Is It Better to Feed and Water Chickens Inside or Outdoors?

Is It Better to Feed and Water Chickens Inside or Outdoors?

Debate rages over whether it’s better to feed and water chickens inside the coop or outdoors in the run. The right answer depends on a number of factors, including how big the coop is in relation to the flock size, whether or not the chickens are confined indoors overnight and for how long, how secure the run is, and what the weather is like. Let’s take a look at some of the pros and cons for each option.

 

Feeders Inside

Among the benefits of keeping feeders inside the coop is that the feed remains dry in inclement the weather. Wet feed is subject to mold and other spoilage issues. Another benefit is that it encourages the chickens to come indoors at nightfall to grab a snack before going to roost, which in turn encourages them to roost indoors where they are better protected from night prowling predators.

On the other hand, keeping feeders indoors means the chickens spend more time inside during the day, soiling the litter that therefore needs to be cleaned more often. Indoor feeders also attract rodents to pilfer feed during the night. Rats are especially problematic — chickens get nervous when they know rats will be scurrying around beneath the perch all night.

Feeders Outside

An advantage to keeping feeders outside the coop is that the chickens are encouraged to spend more time outdoors, enjoying the benefits of exercise and fresh air, and those free range chickens produce more nutritious eggs. Outdoor feeders also free up more space inside the coop for the chickens themselves, which can be an important issue for a family flock housed in a small backyard coop.

Having feeders outside in the run may encourage pilferage by wild birds during the day and by rodents and other wildlife during the night, and some of the wildlife attracted by feed may be poultry predators  such as raccoons, opossums, or bears. In bad weather, feed may get wet, causing mold and other types of spoilage. An outdoor feeder therefore needs to be secured from pests and predators, and sheltered from weather.

Drinkers Inside

The first thing chickens do when they come down from the roost in the morning is get a drink. A waterer inside the coop provides easy access, and also makes it easier to use a water heater to keep it from freezing in cold weather.

On the down side, drips and spills that dampen bedding require a greater degree of litter management. The more crowded the coop is, the more likely drips and spills are to occur and the more work will be required to keep the litter properly dry and healthful.

Drinkers Outside

Having drinkers outdoors in the run encourages more outdoor activity and also makes more room inside the coop for chickens. Providing an extra waterer outdoors is essential in extremely warm weather, because it encourages chickens to drink more and remain hydrated.
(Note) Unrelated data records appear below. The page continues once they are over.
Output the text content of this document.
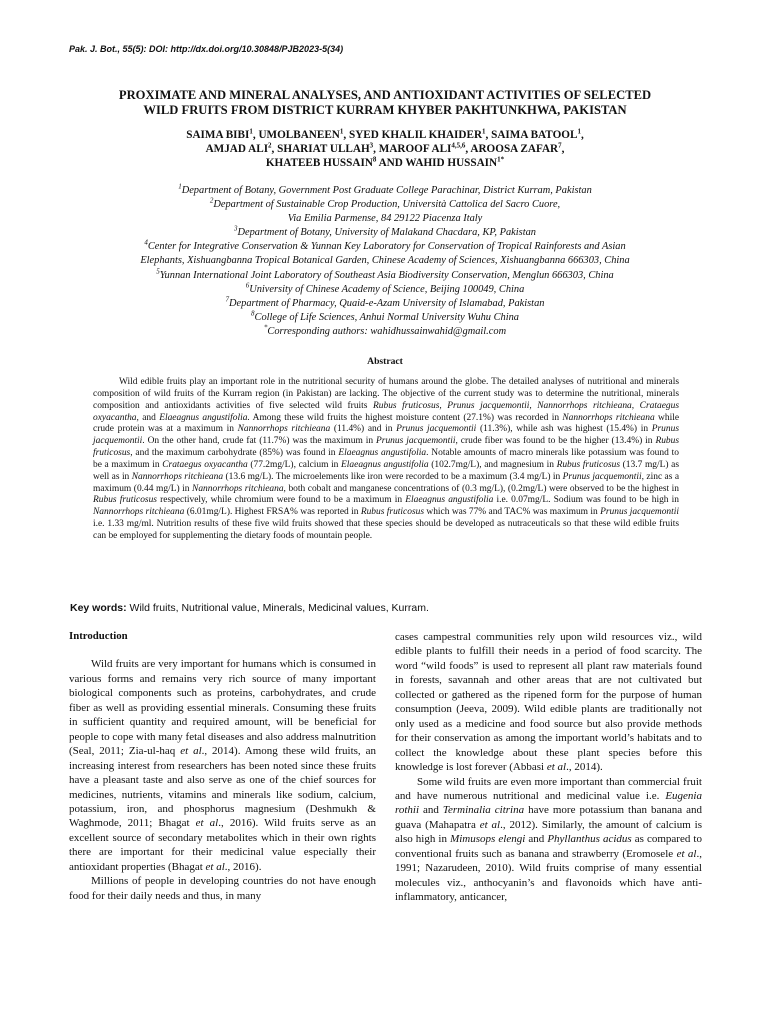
Pak. J. Bot., 55(5): DOI: http://dx.doi.org/10.30848/PJB2023-5(34)
PROXIMATE AND MINERAL ANALYSES, AND ANTIOXIDANT ACTIVITIES OF SELECTED
WILD FRUITS FROM DISTRICT KURRAM KHYBER PAKHTUNKHWA, PAKISTAN
SAIMA BIBI$^1$, UMOLBANEEN$^1$, SYED KHALIL KHAIDER$^1$, SAIMA BATOOL$^1$,
AMJAD ALI$^2$, SHARIAT ULLAH$^3$, MAROOF ALI$^{4,5,6}$, AROOSA ZAFAR$^7$,
KHATEEB HUSSAIN$^8$ AND WAHID $HUSSAIN^{1*}$
$^1$Department of Botany, Government Post Graduate College Parachinar, District Kurram, Pakistan
$^2$Department of Sustainable Crop Production, Università Cattolica del Sacro Cuore,
Via Emilia Parmense, 84 29122 Piacenza Italy
$^3$Department of Botany, University of Malakand Chacdara, KP, Pakistan
$^4$Center for Integrative Conservation & Yunnan Key Laboratory for Conservation of Tropical Rainforests and Asian
Elephants, Xishuangbanna Tropical Botanical Garden, Chinese Academy of Sciences, Xishuangbanna 666303, China
$^5$Yunnan International Joint Laboratory of Southeast Asia Biodiversity Conservation, Menglun 666303, China
$^6$University of Chinese Academy of Science, Beijing 100049, China
$^7$Department of Pharmacy, Quaid-e-Azam University of Islamabad, Pakistan
$^8$College of Life Sciences, Anhui Normal University Wuhu China
*Corresponding authors: wahidhussainwahid@gmail.com
Abstract

Wild edible fruits play an important role in the nutritional security of humans around the globe. The detailed analyses of nutritional and minerals composition of wild fruits of the Kurram region (in Pakistan) are lacking. The objective of the current study was to determine the nutritional, minerals composition and antioxidants activities of five selected wild fruits Rubus fruticosus, Prunus jacquemontii, Nannorrhops ritchieana, Crataegus oxyacantha, and Elaeagnus angustifolia. Among these wild fruits the highest moisture content (27.1%) was recorded in Nannorrhops ritchieana while crude protein was at a maximum in Nannorrhops ritchieana (11.4%) and in Prunus jacquemontii (11.3%), while ash was highest (15.4%) in Prunus jacquemontii. On the other hand, crude fat (11.7%) was the maximum in Prunus jacquemontii, crude fiber was found to be the higher (13.4%) in Rubus fruticosus, and the maximum carbohydrate (85%) was found in Elaeagnus angustifolia. Notable amounts of macro minerals like potassium was found to be a maximum in Crataegus oxyacantha (77.2mg/L), calcium in Elaeagnus angustifolia (102.7mg/L), and magnesium in Rubus fruticosus (13.7 mg/L) as well as in Nannorrhops ritchieana (13.6 mg/L). The microelements like iron were recorded to be a maximum (3.4 mg/L) in Prunus jacquemontii, zinc as a maximum (0.44 mg/L) in Nannorrhops ritchieana, both cobalt and manganese concentrations of (0.3 mg/L), (0.2mg/L) were observed to be the highest in Rubus fruticosus respectively, while chromium were found to be a maximum in Elaeagnus angustifolia i.e. 0.07mg/L. Sodium was found to be high in Nannorrhops ritchieana (6.01mg/L). Highest FRSA% was reported in Rubus fruticosus which was 77% and TAC% was maximum in Prunus jacquemontii i.e. 1.33 mg/ml. Nutrition results of these five wild fruits showed that these species should be developed as nutraceuticals so that these wild edible fruits can be employed for supplementing the dietary foods of mountain people.

Key words: Wild fruits, Nutritional value, Minerals, Medicinal values, Kurram.
Introduction

Wild fruits are very important for humans which is consumed in various forms and remains very rich source of many important biological components such as proteins, carbohydrates, and crude fiber as well as providing essential minerals. Consuming these fruits in sufficient quantity and required amount, will be beneficial for people to cope with many fetal diseases and also address malnutrition (Seal, 2011; Zia-ul-haq et al., 2014). Among these wild fruits, an increasing interest from researchers has been noted since these fruits have a pleasant taste and also serve as one of the chief sources for medicines, nutrients, vitamins and minerals like sodium, calcium, potassium, iron, and phosphorus magnesium (Deshmukh & Waghmode, 2011; Bhagat et al., 2016). Wild fruits serve as an excellent source of secondary metabolites which in their own rights there are important for their medicinal value especially their antioxidant properties (Bhagat et al., 2016).

Millions of people in developing countries do not have enough food for their daily needs and thus, in many

cases campestral communities rely upon wild resources viz., wild edible plants to fulfill their needs in a period of food scarcity. The word “wild foods” is used to represent all plant raw materials found in forests, savannah and other areas that are not cultivated but collected or gathered as the ripened form for the purpose of human consumption (Jeeva, 2009). Wild edible plants are traditionally not only used as a medicine and food source but also provide methods for their conservation as among the important world’s habitats and to collect the knowledge about these plant species before this knowledge is lost forever (Abbasi et al., 2014).

Some wild fruits are even more important than commercial fruit and have numerous nutritional and medicinal value i.e. Eugenia rothii and Terminalia citrina have more potassium than banana and guava (Mahapatra et al., 2012). Similarly, the amount of calcium is also high in Mimusops elengi and Phyllanthus acidus as compared to conventional fruits such as banana and strawberry (Eromosele et al., 1991; Nazarudeen, 2010). Wild fruits comprise of many essential molecules viz., anthocyanin’s and flavonoids which have anti-inflammatory, anticancer,
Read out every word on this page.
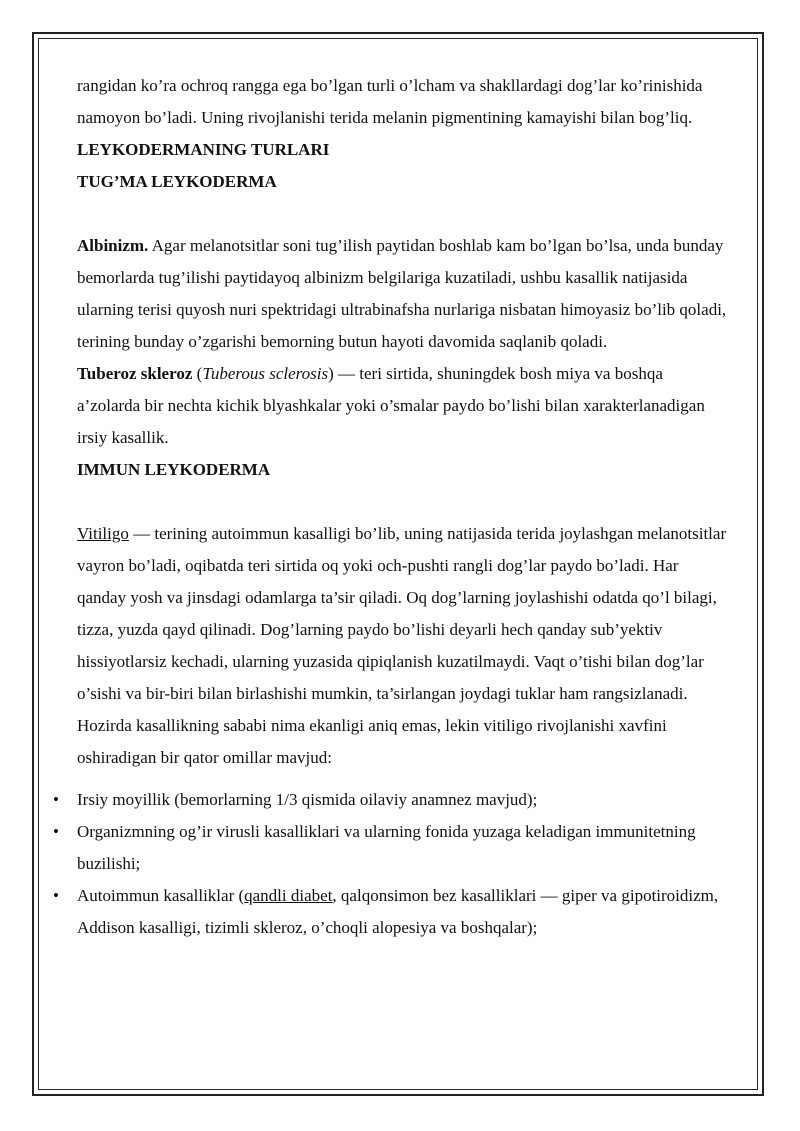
rangidan ko’ra ochroq rangga ega bo’lgan turli o’lcham va shakllardagi dog’lar ko’rinishida namoyon bo’ladi. Uning rivojlanishi terida melanin pigmentining kamayishi bilan bog’liq.

LEYKODERMANING TURLARI

TUG’MA LEYKODERMA

Albinizm. Agar melanotsitlar soni tug’ilish paytidan boshlab kam bo’lgan bo’lsa, unda bunday bemorlarda tug’ilishi paytidayoq albinizm belgilariga kuzatiladi, ushbu kasallik natijasida ularning terisi quyosh nuri spektridagi ultrabinafsha nurlariga nisbatan himoyasiz bo’lib qoladi, terining bunday o’zgarishi bemorning butun hayoti davomida saqlanib qoladi.

Tuberoz skleroz (Tuberous sclerosis) — teri sirtida, shuningdek bosh miya va boshqa a’zolarda bir nechta kichik blyashkalar yoki o’smalar paydo bo’lishi bilan xarakterlanadigan irsiy kasallik.

IMMUN LEYKODERMA

Vitiligo — terining autoimmun kasalligi bo’lib, uning natijasida terida joylashgan melanotsitlar vayron bo’ladi, oqibatda teri sirtida oq yoki och-pushti rangli dog’lar paydo bo’ladi. Har qanday yosh va jinsdagi odamlarga ta’sir qiladi. Oq dog’larning joylashishi odatda qo’l bilagi, tizza, yuzda qayd qilinadi. Dog’larning paydo bo’lishi deyarli hech qanday sub’yektiv hissiyotlarsiz kechadi, ularning yuzasida qipiqlanish kuzatilmaydi. Vaqt o’tishi bilan dog’lar o’sishi va bir-biri bilan birlashishi mumkin, ta’sirlangan joydagi tuklar ham rangsizlanadi. Hozirda kasallikning sababi nima ekanligi aniq emas, lekin vitiligo rivojlanishi xavfini oshiradigan bir qator omillar mavjud:

• Irsiy moyillik (bemorlarning 1/3 qismida oilaviy anamnez mavjud);
• Organizmning og’ir virusli kasalliklari va ularning fonida yuzaga keladigan immunitetning buzilishi;
• Autoimmun kasalliklar (qandli diabet, qalqonsimon bez kasalliklari — giper va gipotiroidizm, Addison kasalligi, tizimli skleroz, o’choqli alopesiya va boshqalar);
On the other hand, outdoor waterers require having a sheltered area to protect thirsty chickens from bad weather, and even then the waterers are more difficult to keep bacteria- and algae-free, and to keep cool in summer and prevent freezing in winter. Left out overnight, water attracts rats and other wildlife. If the only water stations are outdoors, chickens should not be confined indoors with feed but no water, since they need water to digest the feed.

Bottom Line

Some chicken keepers provide feed and water stations outdoors only. Many have them indoors only. Some people provide both, which gives chickens an opportunity to eat and drink whenever they choose, and also gives meeker flock members more options for grabbing a sip or snack without being bullied.

Some chicken keepers move the feed and water stations outdoors during the day and indoors for the night. Chickens don’t eat or drink in the dark hours between dusk and dawn, a time during which they are asleep on the roost. But they do eat and drink first thing in the morning and last thing before going to roost. Chickens therefore should have ready access to feed and water during those peak feeding times.

And that’s today’s news from the Cackle Coop.